Source of nonlinearity

Theoretically, the nonlinearity varies with the Brewster plate’s position in the resonator. The scientists previously used this effect to tune the pulse duration of other soliton mode-locked lasers. But in initial experiments with this 12.2-m-long, high-pulse-energy laser, they observed a pulse duration relatively independent of the Brewster plate’s position. This observation provided the clue they needed to identify the unexplained instability.

If the nonlinearity introduced by the Brewster plate had only a modest effect on pulse duration, they reasoned, there must be another nonlinearity source in the resonator. Air in the intracavity beam path was the most likely culprit. Thus, they placed a box over the laser, flooded it with helium and — as they had hoped — the instability disappeared.

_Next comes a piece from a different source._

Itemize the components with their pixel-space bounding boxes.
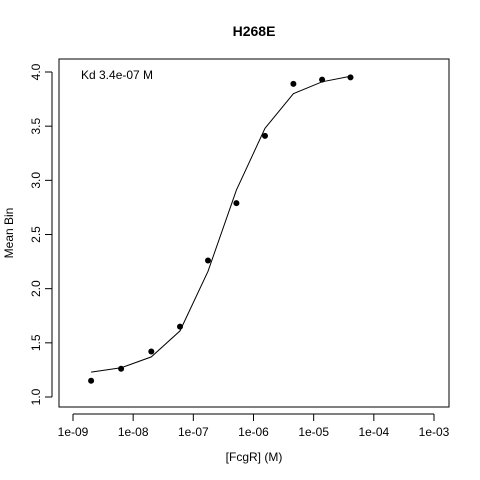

When operating the laser shown in Figure 1 in a helium environment, the scientists obtained up to 63 W of average power, which was limited by the available pump power. The laser produced an 800-fs pulse with a 1.59-nm spectral bandwidth centered at 1030 nm. Pulse energies reached 5.1 μJ, corresponding to a peak power of 5.6 MW, and the M2 parameter of the output beam was 1.1.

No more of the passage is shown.